SWINE FLU-RELATED TOTAL: 35
Three more Clark County deaths tied to H1N1 virus
The Southern Nevada Health District is reporting three more H1N1-related deaths for the week ending Dec. 19.
The patients were a 38-year-old woman, a 42-year-old man, and a 53-year-old man, each of whom had underlying medical conditions, district officials said in a release. One death occurred in early November and was reported to the health district last week.
This puts the total swine flu-related deaths for the year at 35 in Clark County.
To date, the health district has received 152,100 doses of the 2009 H1N1 influenza vaccine, some of which has been distributed to private providers. More than 360,000 doses have been delivered to private providers in Clark County by the Nevada State Health Division.
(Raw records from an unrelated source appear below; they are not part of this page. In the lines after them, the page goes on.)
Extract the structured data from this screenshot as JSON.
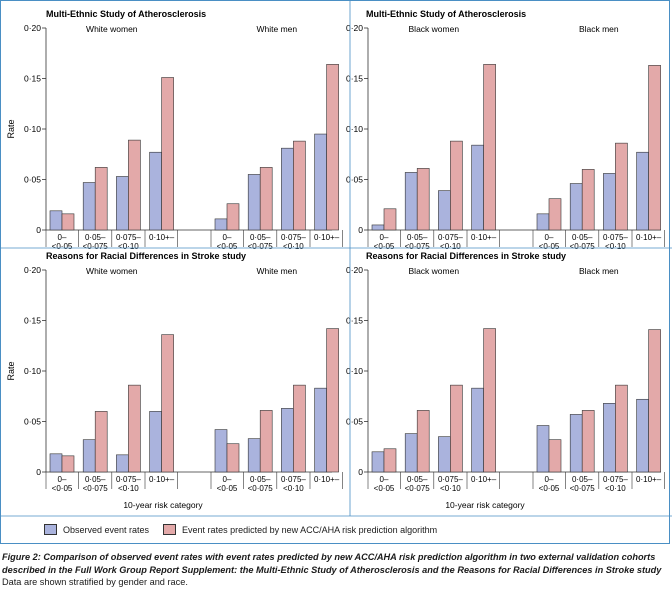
{
  "colors": {
    "observed": "#aab3dd",
    "predicted": "#e3a9a9",
    "axis": "#333333"
  },
  "chart_data": [
    {
      "type": "bar",
      "title": "Multi-Ethnic Study of Atherosclerosis",
      "ylabel": "Rate",
      "xlabel": "",
      "ylim": [
        0,
        0.2
      ],
      "yticks": [
        "0",
        "0·05",
        "0·10",
        "0·15",
        "0·20"
      ],
      "categories": [
        "0–<0·05",
        "0·05–<0·075",
        "0·075–<0·10",
        "0·10+"
      ],
      "groups": [
        {
          "name": "White women",
          "observed": [
            0.019,
            0.047,
            0.053,
            0.077
          ],
          "predicted": [
            0.016,
            0.062,
            0.089,
            0.151
          ]
        },
        {
          "name": "White men",
          "observed": [
            0.011,
            0.055,
            0.081,
            0.095
          ],
          "predicted": [
            0.026,
            0.062,
            0.088,
            0.164
          ]
        }
      ]
    },
    {
      "type": "bar",
      "title": "Multi-Ethnic Study of Atherosclerosis",
      "ylabel": "",
      "xlabel": "",
      "ylim": [
        0,
        0.2
      ],
      "yticks": [
        "0",
        "0·05",
        "0·10",
        "0·15",
        "0·20"
      ],
      "categories": [
        "0–<0·05",
        "0·05–<0·075",
        "0·075–<0·10",
        "0·10+"
      ],
      "groups": [
        {
          "name": "Black women",
          "observed": [
            0.005,
            0.057,
            0.039,
            0.084
          ],
          "predicted": [
            0.021,
            0.061,
            0.088,
            0.164
          ]
        },
        {
          "name": "Black men",
          "observed": [
            0.016,
            0.046,
            0.056,
            0.077
          ],
          "predicted": [
            0.031,
            0.06,
            0.086,
            0.163
          ]
        }
      ]
    },
    {
      "type": "bar",
      "title": "Reasons for Racial Differences in Stroke study",
      "ylabel": "Rate",
      "xlabel": "10-year risk category",
      "ylim": [
        0,
        0.2
      ],
      "yticks": [
        "0",
        "0·05",
        "0·10",
        "0·15",
        "0·20"
      ],
      "categories": [
        "0–<0·05",
        "0·05–<0·075",
        "0·075–<0·10",
        "0·10+"
      ],
      "groups": [
        {
          "name": "White women",
          "observed": [
            0.018,
            0.032,
            0.017,
            0.06
          ],
          "predicted": [
            0.016,
            0.06,
            0.086,
            0.136
          ]
        },
        {
          "name": "White men",
          "observed": [
            0.042,
            0.033,
            0.063,
            0.083
          ],
          "predicted": [
            0.028,
            0.061,
            0.086,
            0.142
          ]
        }
      ]
    },
    {
      "type": "bar",
      "title": "Reasons for Racial Differences in Stroke study",
      "ylabel": "",
      "xlabel": "10-year risk category",
      "ylim": [
        0,
        0.2
      ],
      "yticks": [
        "0",
        "0·05",
        "0·10",
        "0·15",
        "0·20"
      ],
      "categories": [
        "0–<0·05",
        "0·05–<0·075",
        "0·075–<0·10",
        "0·10+"
      ],
      "groups": [
        {
          "name": "Black women",
          "observed": [
            0.02,
            0.038,
            0.035,
            0.083
          ],
          "predicted": [
            0.023,
            0.061,
            0.086,
            0.142
          ]
        },
        {
          "name": "Black men",
          "observed": [
            0.046,
            0.057,
            0.068,
            0.072
          ],
          "predicted": [
            0.032,
            0.061,
            0.086,
            0.141
          ]
        }
      ]
    }
  ],
  "legend": {
    "observed_label": "Observed event rates",
    "predicted_label": "Event rates predicted by new ACC/AHA risk prediction algorithm"
  },
  "caption": {
    "label": "Figure 2:",
    "title": "Comparison of observed event rates with event rates predicted by new ACC/AHA risk prediction algorithm in two external validation cohorts described in the Full Work Group Report Supplement: the Multi-Ethnic Study of Atherosclerosis and the Reasons for Racial Differences in Stroke study",
    "note": "Data are shown stratified by gender and race."
  }
}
The health district has administered more than 95,600 doses since October.
20,000 BABIES BORN
State’s population growth slows, rising just 1 percent
Nevada’s population growth has slowed, rising just 1 percent in the past year.
The U.S. Census Bureau on Wednesday estimated the state’s population as of July 1 as 2.64 million, about 27,000 more than in 2008.
About 20,000 of the new residents arrived through childbirth. The census bureau estimates 11,000 people moved to Nevada from elsewhere, while 4,000 left the state.
The fastest growing states were Wyoming, Utah and Texas.
The official census count conducted every 10 years will be in early 2010. That count is used to determine how many congressional seats each state is awarded, and Nevada is expected to pick up another seat for a total of four.
AFFAIR, $96,000 CITED
Watchdog group puts Ensign on 2009 list of ethics scandals
A government watchdog group has put Nevada U.S. Sen. John Ensign on its Top 10 list of ethics scandals for 2009.
Citizens for Responsibility and Ethics listed the Nevada Republican for his conduct involving his affair with Cindy Hampton, a former campaign staffer and wife of his then-administrative assistant Doug Hampton.
The Washington, D.C.-based group takes Ensign to task for failing to disclose $96,000 Ensign’s parents paid to the Hamptons, and his efforts to help Doug Hampton become a lobbyist. Ensign says the money was a gift.
Republican Sen. Tom Coburn of Oklahoma also was criticized for helping Hampton violate the lobbying ban by meeting with Hampton’s lobbying clients.
The watchdog group filed a complaint with the Senate Ethics Committee seeking an investigation.
Ensign has acknowledged the affair.
DEPARTMENT OF DEFENSE MONEY
Desert Research Institute to create dust-detecting system
Nevada’s Desert Research Institute will receive $1.2 million to create a mobile aerosol monitoring system for the Department of Defense.
The funding was included in a military appropriations conference report and announced this week by U.S. Senate Majority Leader Harry Reid, D-Nev.
Officials say the system will help the military better understand the relationships between troop exposure to desert dust and respiratory and other health problems.
They say it also will allow them to determine the effects of dust on military equipment.
BACK AT WORK
Jackson’s doctor filmed by documentary crew
When Michael Jackson’s embattled personal physician returned to work last month, cameras were rolling.
Miranda Sevcik, a spokeswoman for Dr. Conrad Murray, confirms that a British documentary crew chronicled his first day back at a Houston clinic for the poor.
Murray returned to the clinic Nov. 23 and was greeted by several patients and his pastor.
Murray remains under investigation for his role in Jackson’s June 25 death. No charges have been filed, but investigators are looking into whether Murray improperly administered the pop superstar the powerful anesthetic propofol.